Karl is small, but he knows what he's doing.
  1. He spent the first 6 months of his life being cute and harmless and easy to babysit.
  2. When I returned the next summer he was a demon from hell.
  3. This has me convinced that the first time around he was just learning my weaknesses.
  4. He is always demonstrating "power moves."
  5. Like once I walked in and he smiled at me from his high chair.
  6. Then, without breaking eye contact, he threw his bottle on the ground.
  7. And I had to pick it up.
  8. And he watched as if to say, "That's right. You work for ME."
  9. He likes to steal my keys and then lose them.
  10. He loves to steal my phone and then lose it.
  11. He puts everything he finds on the ground in his mouth.
  12. Probably so he'll catch a disease so his parents can blame me and then fire me.
  13. His best friend is a giant chocolate lab named Duval.

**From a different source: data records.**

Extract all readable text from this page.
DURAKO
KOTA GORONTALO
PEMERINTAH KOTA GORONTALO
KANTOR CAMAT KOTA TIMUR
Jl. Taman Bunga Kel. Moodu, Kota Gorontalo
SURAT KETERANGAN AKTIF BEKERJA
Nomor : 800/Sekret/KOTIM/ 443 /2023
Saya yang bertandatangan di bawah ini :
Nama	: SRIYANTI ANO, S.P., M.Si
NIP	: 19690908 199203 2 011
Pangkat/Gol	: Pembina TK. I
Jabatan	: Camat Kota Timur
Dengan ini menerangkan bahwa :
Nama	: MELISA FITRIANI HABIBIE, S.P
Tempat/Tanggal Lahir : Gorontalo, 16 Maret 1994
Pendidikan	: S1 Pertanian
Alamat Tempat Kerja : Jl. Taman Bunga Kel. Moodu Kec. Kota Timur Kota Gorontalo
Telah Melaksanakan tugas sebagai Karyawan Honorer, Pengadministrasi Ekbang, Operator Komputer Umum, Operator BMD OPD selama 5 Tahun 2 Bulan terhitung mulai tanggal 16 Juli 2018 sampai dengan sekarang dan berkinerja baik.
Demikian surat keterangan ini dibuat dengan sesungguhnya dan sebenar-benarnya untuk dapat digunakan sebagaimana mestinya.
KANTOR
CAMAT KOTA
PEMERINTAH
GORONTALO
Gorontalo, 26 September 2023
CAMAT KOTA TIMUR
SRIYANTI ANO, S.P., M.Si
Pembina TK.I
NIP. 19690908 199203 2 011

  14. They conspire against me, constantly.
  15. Karl always eats Duval's dog food and Duval gets mad and I have to deal with it.
  16. Duval always eats Karl's cookies and Karl gets mad and I have to mediate.
  17. Karl and Duval both have stupid names.
  18. Neither of them realize this, nor care.
  19. Karl likes Drake better than Kendrick Lamar.
  20. His mom is convinced that blankets will strangle him so I have to put him in a "sleep sack" for naps.
  21. Karl HATES the sleep sack.
  22. He only likes to play with his lawn mower toy on concrete.
  23. He is not a TV person.
  24. His favorite toy truck is a red pickup.
  25. Coincidentally, this is always the one that's lost.
  26. Every single one of Karl's poops is ridiculously explosive.
  27. I can't prove that he does this on purpose.